If 2016-17 were the years of the Cafe-Racers, 2018-19 are for the Street Trackers
Classic, yet find their home in the dirtby Sagar, on
Looking at what customers were making out of their products in the last couple of years, manufacturers forayed into satisfying the current wave of enthusiasts wanting custom and classic motorbikes. Café-Racers, Bobbers and the lot.
Visually powerful, intellectually elegant and above all, timeless. They became a cornucopia of sorts for people wanting a machine that could take them back in time and re-live the classic age.
With the winters settled, and the holiday season excitingly close, the motorcycle industry has already set the pace for the next couple of years by showcasing bonkers designs and products that will take on our roads pretty soon.
Luckily, there is one more breed of the ‘Classics’ amidst those. The makers have already shown appreciation to them and will head to production pretty soon. It’s what they as the Street Trackers.
Originally born out the American AMA Grand National Championship racing series, the tracker bikes ran the premier motorcycle racing championship back in the ‘60s and the ‘70s. The guys who raced on them around dirt ovals, loved those machines so much so that they also made sure they had a street version made for them as well.
All they had to add were lights, mirrors, a horn, front brakes, and of course a starter. As you can imagine, it didn’t take long for fans to develop a desire for their street trackers and many got back to their garage to make one for themselves.
Manufacturers have not yet jumped on the street tracker bandwagon but looks like that is about to change very soon. And the most promising of the lot is the Indian Scout FTR1200 Custom and the Husqvarna Svartpilen 701 concepts showcased at the 2017 EICMA.
Based on the Indian FTR750 flat-track racer, the Scout FTR1200 Custom is nowhere close to being officially a production model but wraps its carbon-fiber body around the modern Scout engine and the FTR racebike’s frame. That is a tease well played by Indian.
Harley-Davidsons, in fact, was one of the first American manufacturers who tried paying homage to its famous XR750 Track race bike by giving us the XR1000 and the XR1200. But sales didn’t add up good numbers for them, and they were soon discontinued.
Recently, however, HD announced their brand-new XG750R American Flat Track race bike and a few industry sources point out the possibility of the Eagle making a production version of the same. Yaaaay!
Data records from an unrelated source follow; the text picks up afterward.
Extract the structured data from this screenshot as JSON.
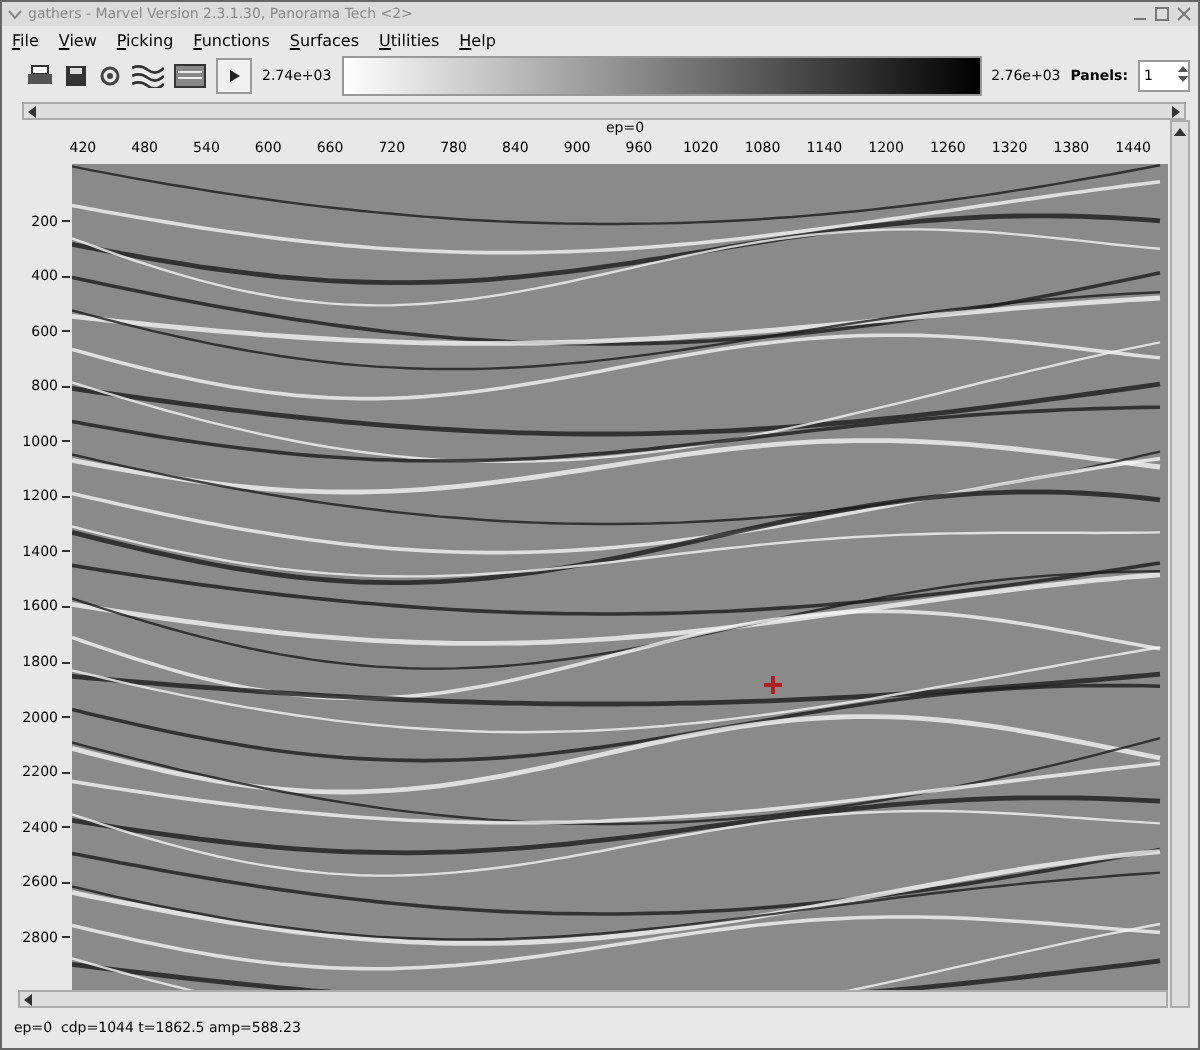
{
  "window": {
    "title": "gathers - Marvel Version 2.3.1.30, Panorama Tech <2>"
  },
  "menu": [
    "File",
    "View",
    "Picking",
    "Functions",
    "Surfaces",
    "Utilities",
    "Help"
  ],
  "toolbar": {
    "scale_min": "2.74e+03",
    "scale_max": "2.76e+03",
    "panels_label": "Panels:",
    "panels_value": "1"
  },
  "plot": {
    "top_label": "ep=0",
    "x_ticks": [
      "420",
      "480",
      "540",
      "600",
      "660",
      "720",
      "780",
      "840",
      "900",
      "960",
      "1020",
      "1080",
      "1140",
      "1200",
      "1260",
      "1320",
      "1380",
      "1440"
    ],
    "y_ticks": [
      "200",
      "400",
      "600",
      "800",
      "1000",
      "1200",
      "1400",
      "1600",
      "1800",
      "2000",
      "2200",
      "2400",
      "2600",
      "2800"
    ]
  },
  "status_bar": "ep=0  cdp=1044 t=1862.5 amp=588.23"
}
It’s not just the Americans wanting to taste the pie here. Across the North Atlantic, the Swedish brand has also staged the Husqvarna Svartipilen 701 at the EICMA, the "dark street explorer" version of the Vitpilen 701.
It is inspired by the resurgence of the iconic flat track scene and the Svartipilen 701 runs on the same 693cc single of the Vitpilen 701. The only question that remains now is, how long will Husqvarna make us wait to get dirty with this?
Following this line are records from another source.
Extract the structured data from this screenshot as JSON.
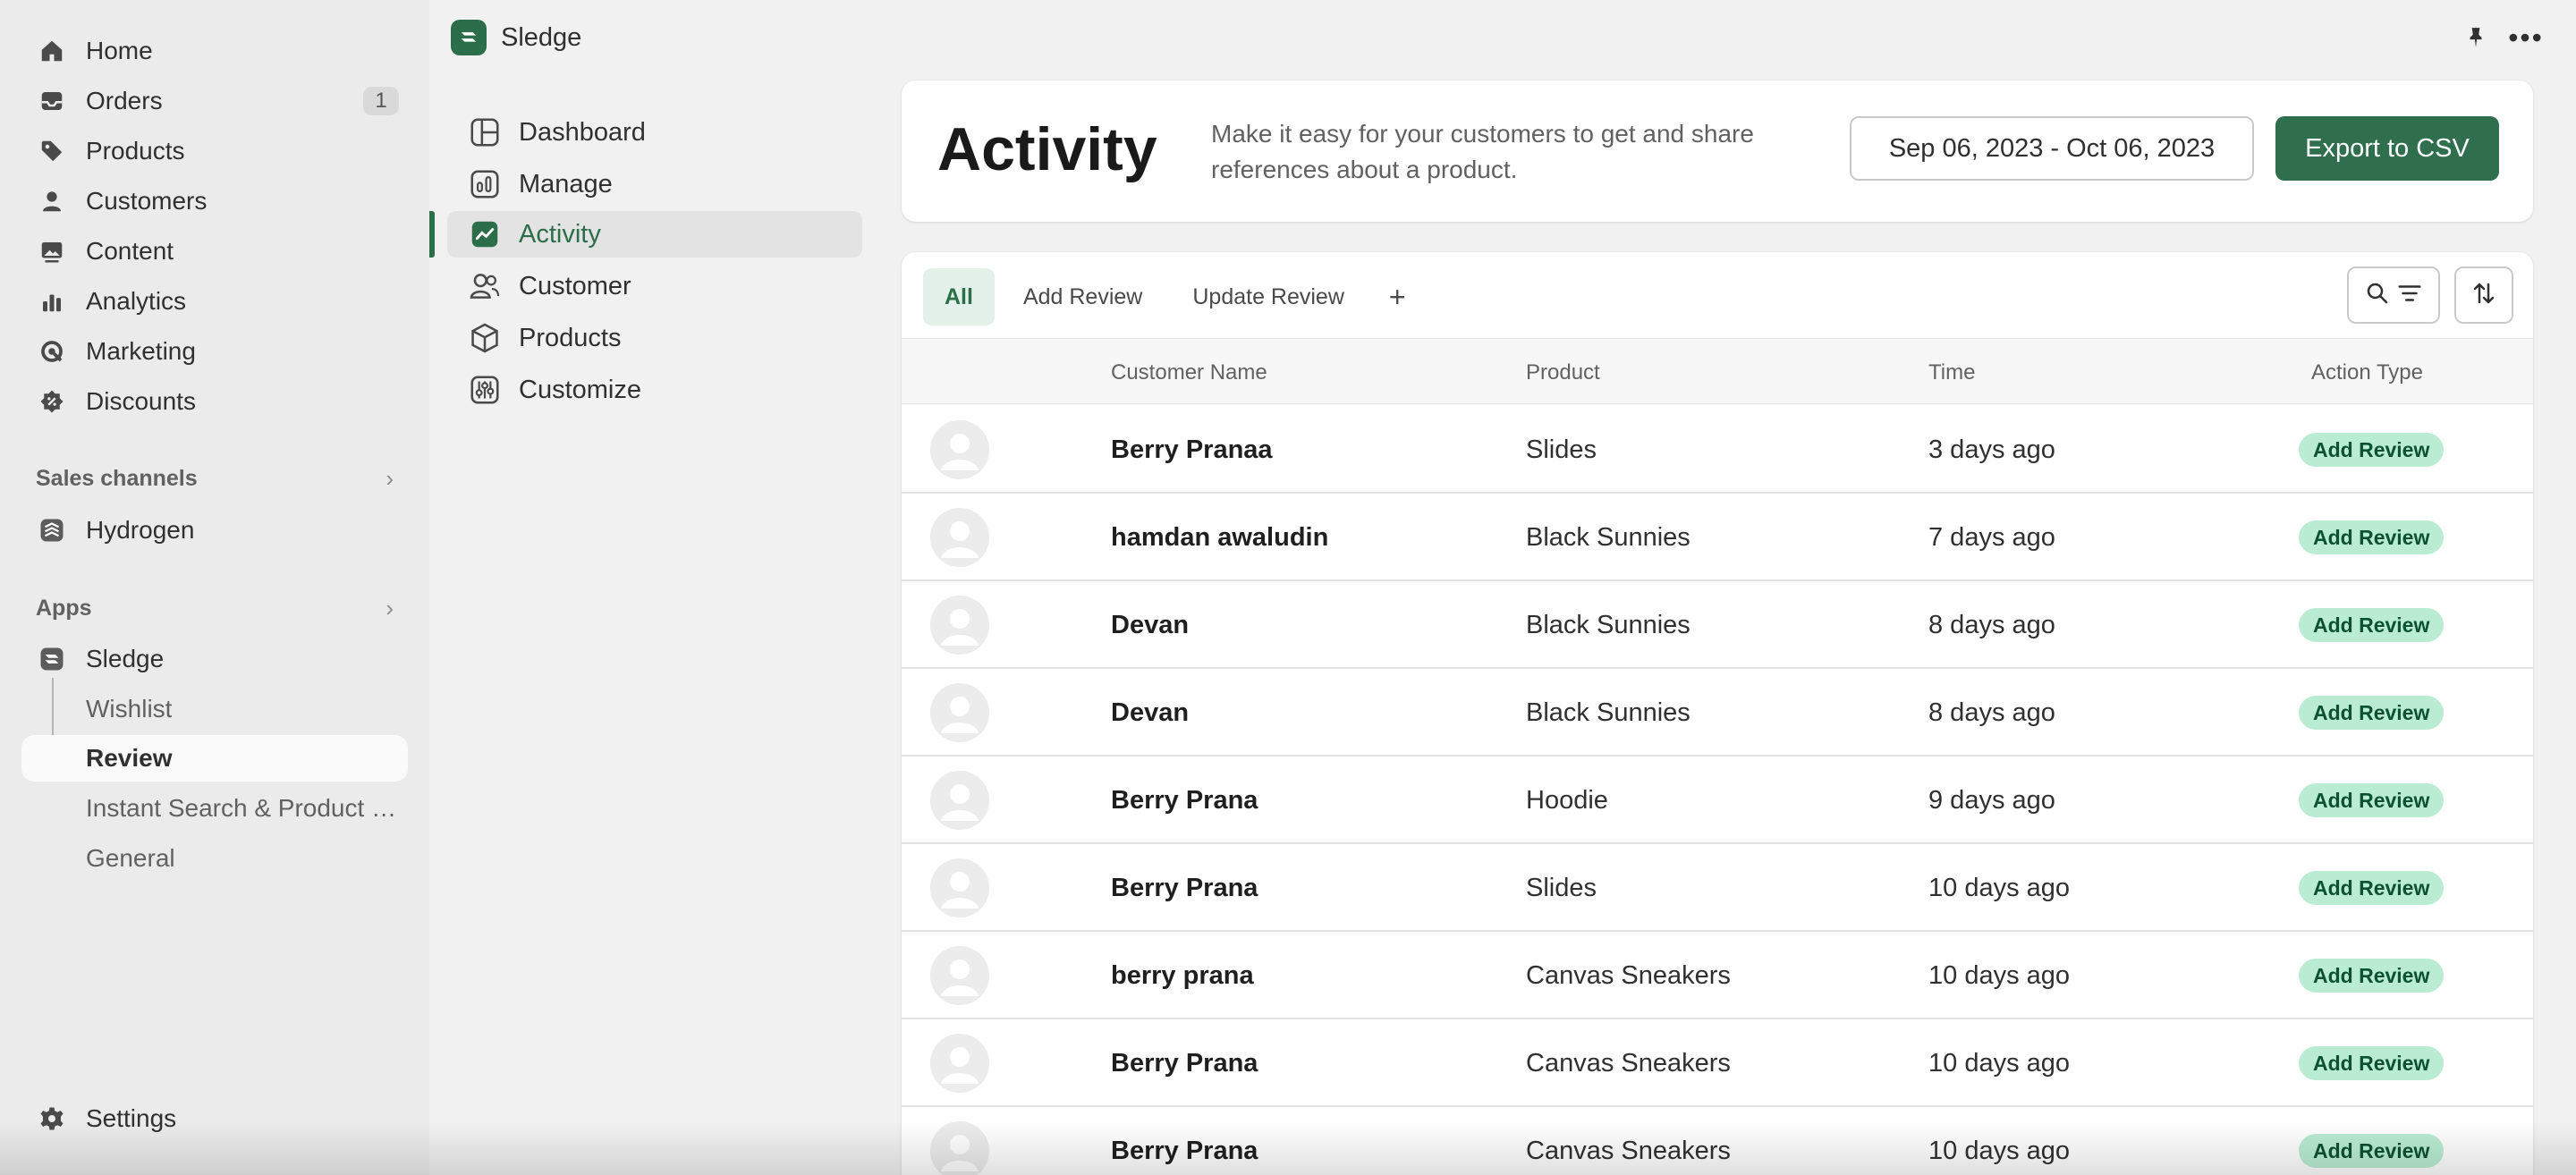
{
  "admin_nav": {
    "items": [
      {
        "label": "Home",
        "icon": "home-icon"
      },
      {
        "label": "Orders",
        "icon": "inbox-icon",
        "count": "1"
      },
      {
        "label": "Products",
        "icon": "tag-icon"
      },
      {
        "label": "Customers",
        "icon": "person-icon"
      },
      {
        "label": "Content",
        "icon": "image-icon"
      },
      {
        "label": "Analytics",
        "icon": "bar-chart-icon"
      },
      {
        "label": "Marketing",
        "icon": "target-icon"
      },
      {
        "label": "Discounts",
        "icon": "discount-icon"
      }
    ],
    "sales_channels": {
      "title": "Sales channels",
      "items": [
        {
          "label": "Hydrogen"
        }
      ]
    },
    "apps": {
      "title": "Apps",
      "app_name": "Sledge",
      "sub_items": [
        "Wishlist",
        "Review",
        "Instant Search & Product Filter",
        "General"
      ],
      "active_sub": "Review"
    },
    "settings_label": "Settings"
  },
  "app_header": {
    "title": "Sledge"
  },
  "app_nav": {
    "items": [
      {
        "label": "Dashboard",
        "icon": "layout-icon"
      },
      {
        "label": "Manage",
        "icon": "chart-icon"
      },
      {
        "label": "Activity",
        "icon": "trend-icon"
      },
      {
        "label": "Customer",
        "icon": "people-icon"
      },
      {
        "label": "Products",
        "icon": "cube-icon"
      },
      {
        "label": "Customize",
        "icon": "sliders-icon"
      }
    ],
    "active": "Activity"
  },
  "page": {
    "title": "Activity",
    "description": "Make it easy for your customers to get and share references about a product.",
    "date_range": "Sep 06, 2023 - Oct 06, 2023",
    "export_label": "Export to CSV"
  },
  "tabs": [
    "All",
    "Add Review",
    "Update Review",
    "+"
  ],
  "active_tab": "All",
  "table": {
    "columns": [
      "Customer Name",
      "Product",
      "Time",
      "Action Type"
    ],
    "rows": [
      {
        "name": "Berry Pranaa",
        "product": "Slides",
        "time": "3 days ago",
        "action": "Add Review"
      },
      {
        "name": "hamdan awaludin",
        "product": "Black Sunnies",
        "time": "7 days ago",
        "action": "Add Review"
      },
      {
        "name": "Devan",
        "product": "Black Sunnies",
        "time": "8 days ago",
        "action": "Add Review"
      },
      {
        "name": "Devan",
        "product": "Black Sunnies",
        "time": "8 days ago",
        "action": "Add Review"
      },
      {
        "name": "Berry Prana",
        "product": "Hoodie",
        "time": "9 days ago",
        "action": "Add Review"
      },
      {
        "name": "Berry Prana",
        "product": "Slides",
        "time": "10 days ago",
        "action": "Add Review"
      },
      {
        "name": "berry prana",
        "product": "Canvas Sneakers",
        "time": "10 days ago",
        "action": "Add Review"
      },
      {
        "name": "Berry Prana",
        "product": "Canvas Sneakers",
        "time": "10 days ago",
        "action": "Add Review"
      },
      {
        "name": "Berry Prana",
        "product": "Canvas Sneakers",
        "time": "10 days ago",
        "action": "Add Review"
      }
    ]
  },
  "colors": {
    "brand": "#2c6e49",
    "badge_bg": "#b9ecd2",
    "badge_text": "#0c5132"
  }
}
Then there is Triumph who has already filed a 2012 trademark application for the name “Street Tracker.” Triumph currently also sponsors an AMA Pro Flat Track team. So seeing a British tracker is also as likely as our American guys.
19” wheels, minimal fenders, small tank design, and a narrow seat. Without a doubt, flat track is on the way UP. With Suzuki, KTM, Ducati, and Kawasaki machines running the professional course, it won’t be long until all of them make a production version.
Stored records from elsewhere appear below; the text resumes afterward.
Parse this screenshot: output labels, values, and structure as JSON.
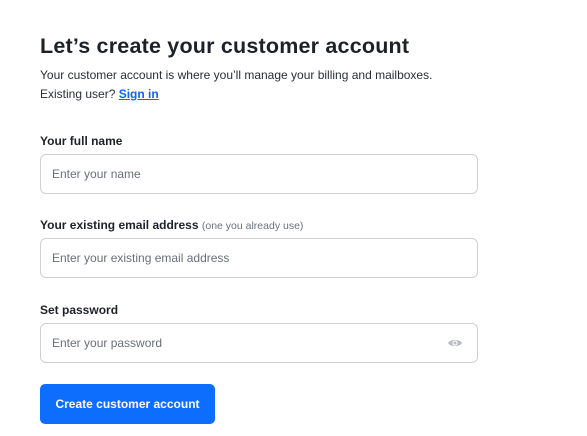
{
  "header": {
    "title": "Let’s create your customer account",
    "subtitle_line1": "Your customer account is where you’ll manage your billing and mailboxes.",
    "existing_user_text": "Existing user?",
    "signin_link": "Sign in"
  },
  "fields": {
    "name": {
      "label": "Your full name",
      "placeholder": "Enter your name",
      "value": ""
    },
    "email": {
      "label": "Your existing email address",
      "hint": "(one you already use)",
      "placeholder": "Enter your existing email address",
      "value": ""
    },
    "password": {
      "label": "Set password",
      "placeholder": "Enter your password",
      "value": "",
      "toggle_icon": "eye-icon"
    }
  },
  "actions": {
    "submit_label": "Create customer account"
  },
  "colors": {
    "accent": "#0d6efd",
    "link": "#1263f0",
    "border": "#cdd0d5"
  }
}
These trackers might as well be the last breed of classic power machines with cranks and pistons we get to enjoy. And honestly, you won’t find me complaining looking at what the makers have in store for us. At least not for now.
We know, for sure, electric is coming whether we like it or not. By 2020, you will have every motorcycle manufacturer making at least one electric powered machine “trying” to save the environment. Looking at the progress of such technology, it won’t be long before we bid our farewells to the current crop of machines making some noise.
Hopefully, the makers are listening and they get these Trackers before the petrol power loses to electric, and we get to muck around.